La vigna in ambito biblico non è semplicemente un appezzamento di terra coltivato per la produzione dell’uva, ma è quella terra feconda in grado di generare nuovi figli. È la vite il primo seme che Noè pianta dopo il diluvio. Per questo motivo la vite è segno di benedizione per il popolo d’Israele, è segno di fecondità. Ma profeti come Amos e Sofonia affermano che coloro che opprimono il povero o sono infedeli alla Legge mosaica, non berranno del frutto della vite. Gesù stesso si paragona alla vite e individua nei tralci legati alla vite il compito i credenti chiamati a realizzare il regno di giustizia e di pace fecondando quel mondo che non lo conosce.
Si evince subito che la proposta che il padre fa nei confronti dei figli non rientra in un comando, ma in qualcosa di grandioso. Ritiene i suoi all’altezza di“fecondare”, tanto da non indicare a nessuno dei due come rendere quella vigna piena di grappoli, ma si affida completamente alla loro creatività.
Le reazioni sono opposte.
Il primo non si lascia scalfire per nulla dall’invito. Risponde positivamente alla chiamata, ma in seguito si dilegua.
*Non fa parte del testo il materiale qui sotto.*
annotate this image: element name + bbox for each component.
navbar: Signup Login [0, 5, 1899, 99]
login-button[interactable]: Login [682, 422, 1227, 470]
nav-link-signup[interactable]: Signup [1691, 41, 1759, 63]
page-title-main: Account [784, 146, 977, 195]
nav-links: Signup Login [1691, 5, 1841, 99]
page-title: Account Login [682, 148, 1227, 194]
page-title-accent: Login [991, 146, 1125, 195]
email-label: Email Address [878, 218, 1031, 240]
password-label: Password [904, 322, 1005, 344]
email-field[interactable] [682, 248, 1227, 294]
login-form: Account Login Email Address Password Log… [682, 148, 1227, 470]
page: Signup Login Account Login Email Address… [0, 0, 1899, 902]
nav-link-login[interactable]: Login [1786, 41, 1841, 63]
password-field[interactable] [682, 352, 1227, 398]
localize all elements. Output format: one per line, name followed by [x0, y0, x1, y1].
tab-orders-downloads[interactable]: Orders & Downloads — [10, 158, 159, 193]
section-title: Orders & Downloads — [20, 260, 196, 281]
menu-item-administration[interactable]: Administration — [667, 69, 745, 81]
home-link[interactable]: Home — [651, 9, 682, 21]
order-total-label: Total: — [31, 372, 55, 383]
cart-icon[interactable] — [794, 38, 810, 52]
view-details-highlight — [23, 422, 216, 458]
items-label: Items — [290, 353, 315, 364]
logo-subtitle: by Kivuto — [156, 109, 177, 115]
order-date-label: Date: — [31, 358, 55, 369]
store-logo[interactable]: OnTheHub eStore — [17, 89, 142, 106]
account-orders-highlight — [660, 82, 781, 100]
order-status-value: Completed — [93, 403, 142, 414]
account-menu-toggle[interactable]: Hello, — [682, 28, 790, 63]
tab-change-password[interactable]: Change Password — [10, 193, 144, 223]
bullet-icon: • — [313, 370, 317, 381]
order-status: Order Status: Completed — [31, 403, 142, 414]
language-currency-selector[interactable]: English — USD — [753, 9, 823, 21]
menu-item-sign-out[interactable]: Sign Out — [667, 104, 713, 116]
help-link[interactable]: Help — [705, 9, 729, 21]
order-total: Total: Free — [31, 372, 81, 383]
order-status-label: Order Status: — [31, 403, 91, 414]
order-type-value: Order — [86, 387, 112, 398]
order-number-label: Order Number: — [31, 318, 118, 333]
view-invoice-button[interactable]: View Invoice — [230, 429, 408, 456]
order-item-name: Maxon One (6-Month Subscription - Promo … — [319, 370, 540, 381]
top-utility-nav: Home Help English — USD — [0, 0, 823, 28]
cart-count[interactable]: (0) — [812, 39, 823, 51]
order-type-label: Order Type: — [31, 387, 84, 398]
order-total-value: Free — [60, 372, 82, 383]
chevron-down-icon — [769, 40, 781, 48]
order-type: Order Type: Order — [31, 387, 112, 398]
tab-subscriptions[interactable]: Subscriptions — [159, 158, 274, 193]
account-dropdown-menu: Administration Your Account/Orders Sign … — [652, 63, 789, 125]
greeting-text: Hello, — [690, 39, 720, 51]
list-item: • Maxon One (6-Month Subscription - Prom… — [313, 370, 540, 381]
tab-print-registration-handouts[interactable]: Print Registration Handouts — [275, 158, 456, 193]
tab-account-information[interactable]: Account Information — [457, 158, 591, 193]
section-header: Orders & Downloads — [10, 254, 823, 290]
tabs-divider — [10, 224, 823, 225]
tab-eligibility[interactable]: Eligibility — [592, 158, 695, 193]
Insomma, preferisce restare ai margini della vigna e non ritiene opportuno dare il suo contributo per la causa della fecondità della vigna. Il secondo ha una reazione inizialmente scontrosa. Rifiuta immediatamente la proposta. In seguito, si ravvede al punto da decidere di andare a lavorare nella vigna e di realizzare quanto il padre gli aveva domandato.
Il primo è il figlio della formalità, della facciata, di chi crede solo in se stesso e non ritiene di mettersi in discussione. È il figlio della borghesia “per bene” che non manca mai agli appuntamenti ufficiali, ma che è sempre impegnato quando bisogna compiere una scelta di dono. È l’eterno assente che conosce a menadito il “libro delle scuse” e lo conosce così nei dettagli da non ritenersi mai secondo ad alcuno.
L’altro, quello che emotivamente reagisce con disprezzo quando è invitato a cambiare la sua vita, è il figlio della misericordia. Il suo non è un tornare sulle sue posizioni. In tal caso sarebbe anche lui un figlio della formalità, ma è il figlio della disponibilità al mondo. Non si mette in discussione perché intende recuperare nei confronti del padre sperando che alla fine questi si dimostri benevolo, ma perché ha colto che non si tratta di una proposta di lavoro, ma di un impegno di amore per fecondare il mondo.
SCROSTARE è la prima azione da compiere per giungere a concretizzare quanto ha fatto il secondo figlio. Scrostare cioè togliere ciò che impedisce di vedere e realizzare il bello. Il cristiano della formalità non consegue mai dei risultati, al contrario del cristiano della misericordia che non riscatta solo la sua vita, ma contribuisce a realizzare l’amore nella vita di tutti.
SCAVARE diventa così conseguenziale. Nessun progetto di misericordia si concretizzerà se alla fine quel figlio andato a lavorarenon sarà in grado di accogliere i poveri e gli ultimi. Quell’espressione che lascia basiti tutti (noi compresi), in cui Gesù afferma che le prostitute e i peccatori ci passeranno davanti nel regno dei cieli, deve scuoterci e invitarci a scavare nel profondo di noi stessi fino al punto di diventare “misericordianti”, pronti ad escogitare progetti di misericordia.
FECONDARE
è l’azione che porta a coronamento quanto Gesù chiede a ciascuno. Non si tratta di essere semplicemente lavoratori della vigna e di compiere quanto il padre chiede, ma di generare nuovi figli alla fede. Il frutto della vite non è il vino eccelso da mettere in tavola per poter accompagnare i cibi che si stanno consumando, ma la vita da spendere amando e servendo perché in tanti conoscano che il Dio di Gesù Cristo si chiama misericordia e che la gioia di un figlio che emette il suo primo vagito e poi si addormenta sereno tra le braccia di un padre o di una madre è qualcosa di incommensurabile.
È una parabola che ci chiede di diventare fecondi e di non avere paura di generare nuovi figli alla fede. Il vino nuovo non va collocato in otri vecchi e va consumato nella festa della vita che non finisce mai. È il compito che ci aspetta per passare dalla formalità alla fecondità.